RIP John Berger
I was in bed watching Ethel and Ernest die on Monday night when I heard that John Berger had passed away at the age of 90. Oh, the pain of living in the present world. He was the most humane writer of our times. I'm not sure who my favourite living writer is now. It is sad when that happens. The last time for me was when Muriel Spark died in 2006.
When Berger won the Booker Prize in 1972 for his novel "G", he (in)famously gave half the prize money to the Black Panther movement (although they were no longer active) in protest at the prize sponsors' exploitation of workers in the Caribbean. The other half he used to to write a much better book: A Seventh Man - in which, with photographer Jean Mohr, he depicted the lives of migrant workers in Europe. A book more people should have read. A book more people should read.
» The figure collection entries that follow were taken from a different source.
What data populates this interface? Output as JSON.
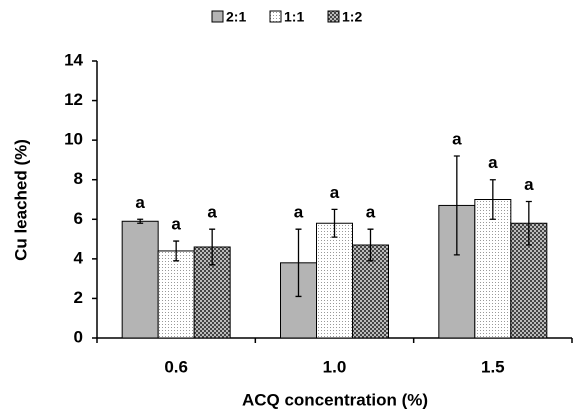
{
  "chart_data": {
    "type": "bar",
    "x_label": "ACQ concentration (%)",
    "y_label": "Cu leached (%)",
    "categories": [
      "0.6",
      "1.0",
      "1.5"
    ],
    "series": [
      {
        "name": "2:1",
        "color": "#b4b4b4",
        "pattern": "solid",
        "values": [
          5.9,
          3.8,
          6.7
        ],
        "errors": [
          0.1,
          1.7,
          2.5
        ],
        "annotations": [
          "a",
          "a",
          "a"
        ]
      },
      {
        "name": "1:1",
        "color": "#ffffff",
        "pattern": "dots",
        "values": [
          4.4,
          5.8,
          7.0
        ],
        "errors": [
          0.5,
          0.7,
          1.0
        ],
        "annotations": [
          "a",
          "a",
          "a"
        ]
      },
      {
        "name": "1:2",
        "color": "#555555",
        "pattern": "crosshatch",
        "values": [
          4.6,
          4.7,
          5.8
        ],
        "errors": [
          0.9,
          0.8,
          1.1
        ],
        "annotations": [
          "a",
          "a",
          "a"
        ]
      }
    ],
    "ylim": [
      0,
      14
    ],
    "yticks": [
      0,
      2,
      4,
      6,
      8,
      10,
      12,
      14
    ],
    "legend": "top"
  }
}
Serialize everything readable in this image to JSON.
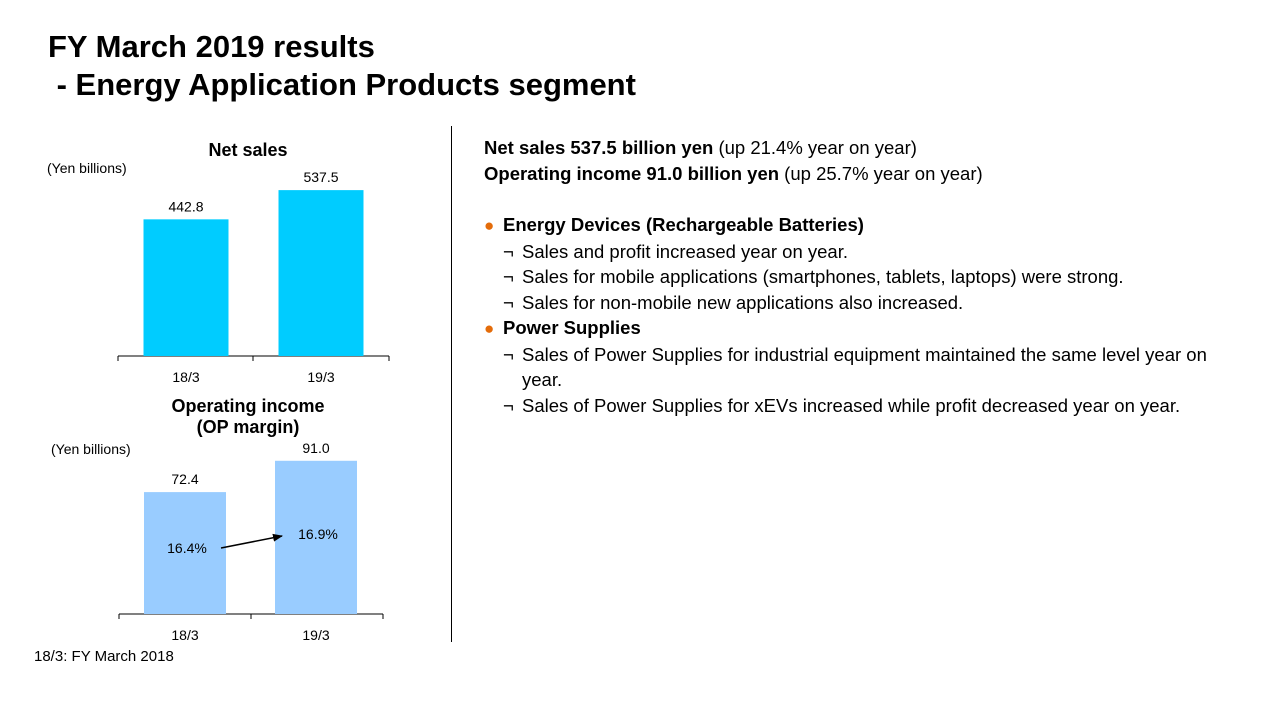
{
  "title": {
    "line1": "FY March 2019 results",
    "line2": " - Energy Application Products segment"
  },
  "net_sales_chart": {
    "title": "Net sales",
    "unit": "(Yen billions)"
  },
  "op_income_chart": {
    "title_line1": "Operating income",
    "title_line2": "(OP margin)",
    "unit": "(Yen billions)"
  },
  "footnote": "18/3: FY March 2018",
  "chart_data": [
    {
      "type": "bar",
      "title": "Net sales",
      "ylabel": "(Yen billions)",
      "categories": [
        "18/3",
        "19/3"
      ],
      "values": [
        442.8,
        537.5
      ],
      "value_labels": [
        "442.8",
        "537.5"
      ],
      "color": "#00ccff",
      "ylim": [
        0,
        580
      ]
    },
    {
      "type": "bar",
      "title": "Operating income (OP margin)",
      "ylabel": "(Yen billions)",
      "categories": [
        "18/3",
        "19/3"
      ],
      "values": [
        72.4,
        91.0
      ],
      "value_labels": [
        "72.4",
        "91.0"
      ],
      "margins": [
        "16.4%",
        "16.9%"
      ],
      "color": "#99ccff",
      "ylim": [
        0,
        98
      ]
    }
  ],
  "summary": {
    "net_sales_bold": "Net sales 537.5 billion yen",
    "net_sales_rest": " (up 21.4% year on year)",
    "op_income_bold": "Operating income 91.0 billion yen",
    "op_income_rest": " (up 25.7% year on year)"
  },
  "bullets": {
    "bullet_symbol": "●",
    "sub_symbol": "¬",
    "energy_devices": {
      "heading": "Energy Devices (Rechargeable Batteries)",
      "items": [
        "Sales and profit increased year on year.",
        "Sales for mobile applications (smartphones, tablets, laptops) were strong.",
        "Sales for non-mobile new applications also increased."
      ]
    },
    "power_supplies": {
      "heading": "Power Supplies",
      "items": [
        "Sales of Power Supplies for industrial equipment maintained the same level year on year.",
        "Sales of Power Supplies for xEVs increased while profit decreased year on year."
      ]
    }
  }
}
As is King: A Street Story - one of very few books I re-read (often around New Year for some reason) and one, you may have noticed, I mention at every opportunity. I was very disappointed that it wasn't shortlisted for the Booker Prize in 1999. (Come to think of it I am disappointed it didn't win him the Nobel Prize for Literature. Perhaps he should have sung it?) Maybe the Black Panther thing made him persona non grata, although he was longlisted for From A To X in 2008.
One of my favourite living writers, Ali Smith, says of him that "a few minutes with Berger and a better world, a better outcome, wasn’t fantasy or imaginary, it was impetus – possible, feasible, urgent and clear. It wasn’t that another world was possible; it was that this world, if we looked differently, and responded differently, was differently possible."
That better world looks less possible now, but maybe he has found it.
RIP John Berger
Meanwhile, the judges for the 2017 Man Booker Prize were announced just before Christmas, they are: Baroness Lola Young (chair); the travel writer Colin Thubron, whose novel To The Last City was longlisted for the prize in 2002; novelist Sarah Hall (who was shortlisted for The Electric Michelangelo in 2004 and longlisted for How To Paint A Dead Man in 2009); artist Tom Phillips; and literary critic Lila Azam Zanganeh. Their longlist will be revealed in July, the shortlist in September, and the winner announced on October 17th at London's Guildhall.